My PEAC partner Isabel and I have been present with the community since March 18. On that day, after we had been introduced formally to the village, we began to listen to the testimonies of those who felt moved to speak. Present with us were the pastors from the Colombian Methodist Church in Brisas del Mar, who have been in the area since 2009. They work together with the parents to try to create some sense of stability for these children in the aftermath of the violence.

The next day we began the process of collecting signatures for the victims´ organization. Then a president and a secretary for the group were elected by the community to represent them. Later we went to visit some more families and hear their testimonies and finally finished the day by setting the date for going to deposit the documents for the new organizations with the Human Rights Ombudsman’s Office.

With their many expressions of affection and their hopeful smiles these people treated us so kindly that I was filled with a sense of peacefulness. And they never stopped bringing us things, from a refreshing glass of lemonade to all sorts of vegetables and fruits just picked in their gardens and fields.

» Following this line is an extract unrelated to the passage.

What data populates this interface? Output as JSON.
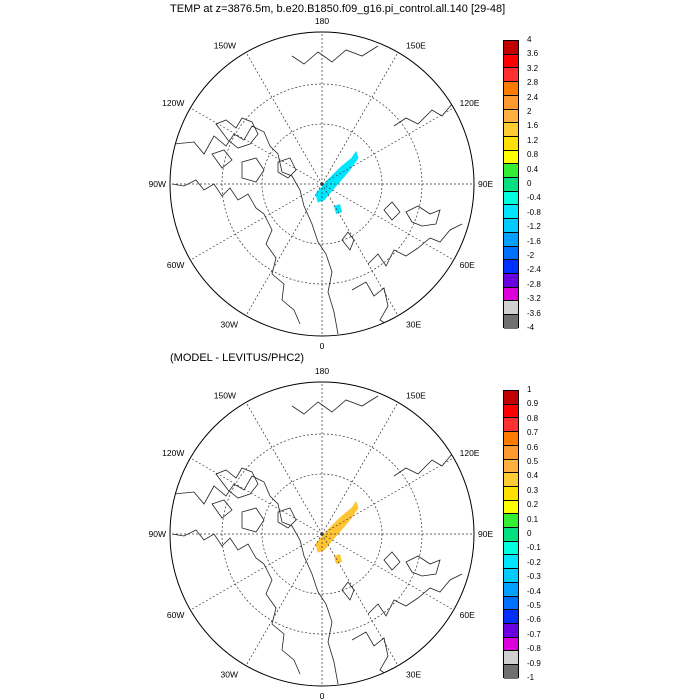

And the children: What can you say about these children? They are simply wonderful, there is no other word to describe them! I’ve never before seen children so happy with the simple pleasures Mother Nature provides for them, children who look after their animals with such love and affection, children who can amuse themselves so easily just playing in the sea and the sand. I had such fun with them, running, playing, falling down, laughing at myself, all of us skipping and jumping together.

On our last day with the people of Alto de Julio ― May 3 ― we got to the ombudsman’s office very early, accompanying the leaders of the communities of Sincelejito, Higuerón and Alto de Julio. Thanks be to God, they agreed to see us, treated us courteously, and the documents bearing all the signatures were duly delivered. This generated much enthusiasm and hopefulness among the leaders.

Through experiences like this one I have begun to feel that our visits, house by house, to the most seriously affected families can indeed make a difference in this community, so that their sense of solidarity can be strengthened as they work to make decisions, to organize and begin to carry out their own advocacy so that there will be improvements made in public policies.

A man shared with us: “They took my son. They forced him to work for them and they told me that if I didn’t pay them they would kill him. The next day I managed to get the last of the 350,000 pesos they had demanded of me.”

In order to raise the ransom this man had to sell all his farm animals. Now he makes his living fishing, leaving the house at 6a.m., returning at 3 p.m. He lives with his wife, his daughter and his two grandchildren.

A woman shared with us: "They took my son too, and we had to pay them to give him back. A while before that they had taken my daughter to a big property they had taken for themselves, where she had to cook for them as a 'punishment' they said.”

Another man also told us about when his son was taken: He too had to pay, but he was slow to do so as he had no money. So they made the son join their armed group and now today he is in jail serving a sentence for this involvement which was forced on him.